Navigating your various relationships in a healthy way
Daneeta S.
Available this week
I have had to learn to navigate different relationships throughout the years, including familial, work, friend and romantic relationships. Through my experience, along with my training as a life coach with a concentration in relationships, I have come to find that there are a number of aspects that contribute to the health and wellbeing of a relationship. I am here to assist with those aspects, including setting and upholding boundaries, healthy communication, showing care, expressing your desires for care and love, dealing with conflict in relationships, and even breakups. Whatever the case may be, I'm here to help and support you in navigating your relationships.

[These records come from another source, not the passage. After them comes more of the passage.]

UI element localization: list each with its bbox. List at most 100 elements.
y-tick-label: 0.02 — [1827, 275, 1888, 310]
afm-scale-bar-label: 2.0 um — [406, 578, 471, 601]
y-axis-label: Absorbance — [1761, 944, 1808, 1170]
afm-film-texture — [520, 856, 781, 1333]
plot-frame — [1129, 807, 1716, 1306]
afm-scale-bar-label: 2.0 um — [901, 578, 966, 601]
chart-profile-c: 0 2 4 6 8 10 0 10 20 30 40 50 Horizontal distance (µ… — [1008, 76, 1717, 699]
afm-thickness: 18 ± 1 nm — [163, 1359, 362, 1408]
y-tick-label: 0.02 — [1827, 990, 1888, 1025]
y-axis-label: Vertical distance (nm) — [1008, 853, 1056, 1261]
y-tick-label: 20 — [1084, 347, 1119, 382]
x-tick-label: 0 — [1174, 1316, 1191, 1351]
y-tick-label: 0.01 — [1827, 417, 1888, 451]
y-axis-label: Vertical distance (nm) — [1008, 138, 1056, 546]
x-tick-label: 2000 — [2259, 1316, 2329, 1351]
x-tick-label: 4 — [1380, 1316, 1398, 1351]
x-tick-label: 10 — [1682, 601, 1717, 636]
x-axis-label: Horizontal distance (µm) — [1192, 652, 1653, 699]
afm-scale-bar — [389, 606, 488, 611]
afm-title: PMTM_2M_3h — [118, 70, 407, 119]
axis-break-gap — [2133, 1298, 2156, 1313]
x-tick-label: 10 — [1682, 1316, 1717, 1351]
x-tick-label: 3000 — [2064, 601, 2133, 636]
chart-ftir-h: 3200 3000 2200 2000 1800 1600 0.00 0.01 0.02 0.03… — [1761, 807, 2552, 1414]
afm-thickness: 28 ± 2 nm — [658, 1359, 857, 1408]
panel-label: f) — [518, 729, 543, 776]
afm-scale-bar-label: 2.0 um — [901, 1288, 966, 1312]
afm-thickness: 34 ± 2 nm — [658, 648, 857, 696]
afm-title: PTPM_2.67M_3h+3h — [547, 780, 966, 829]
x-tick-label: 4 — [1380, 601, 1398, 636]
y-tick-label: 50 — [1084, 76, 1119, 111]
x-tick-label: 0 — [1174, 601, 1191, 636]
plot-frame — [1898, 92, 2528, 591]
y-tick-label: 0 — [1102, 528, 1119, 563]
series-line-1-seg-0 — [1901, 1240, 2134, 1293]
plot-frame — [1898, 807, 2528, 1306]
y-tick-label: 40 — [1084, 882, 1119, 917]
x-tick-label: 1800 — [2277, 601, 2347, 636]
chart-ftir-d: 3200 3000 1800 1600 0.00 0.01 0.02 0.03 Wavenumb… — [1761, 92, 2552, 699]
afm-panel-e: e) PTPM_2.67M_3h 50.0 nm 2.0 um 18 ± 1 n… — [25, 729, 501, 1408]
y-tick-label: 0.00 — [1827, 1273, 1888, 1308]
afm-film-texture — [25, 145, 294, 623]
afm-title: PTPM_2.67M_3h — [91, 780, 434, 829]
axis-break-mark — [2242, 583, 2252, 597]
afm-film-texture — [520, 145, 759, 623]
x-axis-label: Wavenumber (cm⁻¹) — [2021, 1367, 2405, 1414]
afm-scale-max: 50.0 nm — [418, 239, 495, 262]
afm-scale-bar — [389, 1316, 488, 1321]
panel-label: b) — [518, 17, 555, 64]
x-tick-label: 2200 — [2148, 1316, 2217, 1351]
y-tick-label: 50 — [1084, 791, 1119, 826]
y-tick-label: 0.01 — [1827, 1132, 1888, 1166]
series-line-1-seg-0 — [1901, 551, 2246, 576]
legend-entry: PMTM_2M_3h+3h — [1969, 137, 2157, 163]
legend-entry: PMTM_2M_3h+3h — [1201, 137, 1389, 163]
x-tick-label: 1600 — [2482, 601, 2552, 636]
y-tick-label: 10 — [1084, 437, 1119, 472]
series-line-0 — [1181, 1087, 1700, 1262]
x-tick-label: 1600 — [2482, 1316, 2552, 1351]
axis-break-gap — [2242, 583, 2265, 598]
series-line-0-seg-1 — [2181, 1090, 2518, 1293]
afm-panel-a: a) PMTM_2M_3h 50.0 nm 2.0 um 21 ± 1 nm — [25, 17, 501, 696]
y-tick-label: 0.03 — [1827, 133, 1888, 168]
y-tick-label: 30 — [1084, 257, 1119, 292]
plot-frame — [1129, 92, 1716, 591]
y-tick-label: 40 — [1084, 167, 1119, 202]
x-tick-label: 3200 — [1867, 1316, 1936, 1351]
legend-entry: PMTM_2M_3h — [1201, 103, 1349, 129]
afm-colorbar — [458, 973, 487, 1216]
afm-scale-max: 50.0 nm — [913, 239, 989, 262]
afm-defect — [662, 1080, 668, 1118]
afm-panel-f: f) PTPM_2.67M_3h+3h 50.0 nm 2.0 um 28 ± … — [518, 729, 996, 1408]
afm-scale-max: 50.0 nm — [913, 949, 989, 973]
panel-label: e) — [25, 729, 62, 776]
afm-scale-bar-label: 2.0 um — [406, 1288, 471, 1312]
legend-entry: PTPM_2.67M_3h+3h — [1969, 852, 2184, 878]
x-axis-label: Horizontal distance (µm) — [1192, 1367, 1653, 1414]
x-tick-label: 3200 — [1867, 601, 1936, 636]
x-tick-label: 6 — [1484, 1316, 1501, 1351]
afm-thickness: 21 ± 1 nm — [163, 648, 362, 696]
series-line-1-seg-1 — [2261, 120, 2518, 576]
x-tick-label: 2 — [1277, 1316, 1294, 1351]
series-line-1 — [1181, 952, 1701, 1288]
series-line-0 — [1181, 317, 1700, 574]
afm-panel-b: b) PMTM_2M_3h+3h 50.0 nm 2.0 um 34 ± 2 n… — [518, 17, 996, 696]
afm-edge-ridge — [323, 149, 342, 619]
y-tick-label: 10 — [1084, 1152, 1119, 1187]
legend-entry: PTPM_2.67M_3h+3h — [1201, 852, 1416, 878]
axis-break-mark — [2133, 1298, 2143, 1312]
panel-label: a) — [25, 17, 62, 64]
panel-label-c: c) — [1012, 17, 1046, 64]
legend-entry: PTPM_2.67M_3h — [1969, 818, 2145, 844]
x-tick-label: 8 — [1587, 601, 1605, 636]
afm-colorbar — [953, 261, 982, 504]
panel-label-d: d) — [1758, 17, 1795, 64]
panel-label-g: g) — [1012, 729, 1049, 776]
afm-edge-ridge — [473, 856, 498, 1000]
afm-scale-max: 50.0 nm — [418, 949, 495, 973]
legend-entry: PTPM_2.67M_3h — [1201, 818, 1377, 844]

Rebuilding relationships after conflict
Darius C.
A few years ago, I had a close friend I’d known for four years, and a misunderstanding between us led to silence for three months. It hurt. But I also believed our friendship still had value. So, I took the first step and reached out. We talked through what happened, shared our perspectives, and slowly started to rebuild. It wasn’t easy, but it was worth it. That experience taught me that relationships can be transitional and still be worth repairing—if both people are willing to show up with honesty and accountability. I also center my work around supporting the LGBTQ+ and BIPOC communities because I know how layered and nuanced our experiences can be. If you're going through a tough time in a relationship—romantic, platonic, or family-related—let’s talk it out.
Navigating divorce and finding yourself again
Heather R.
I spent 17 years in a marriage that was far from easy. My husband struggled with mental health challenges, and although we tried counseling and made efforts to hold it together, infidelity and emotional distance slowly broke us apart. We separated in the fall of 2019, and like so many, the pandemic complicated everything. He moved back into the house during COVID, which made the separation feel even more tangled. Through all of it, I had to stay steady for my two children, who felt the weight of every shift and change. It wasn’t always graceful — some days were just about surviving the emotions, mine and theirs. But over time, I began to rediscover myself, figure out what I truly want in a relationship, and create a new version of happiness for my family. Now, I’ve found love again, and more importantly, I’ve found peace within myself.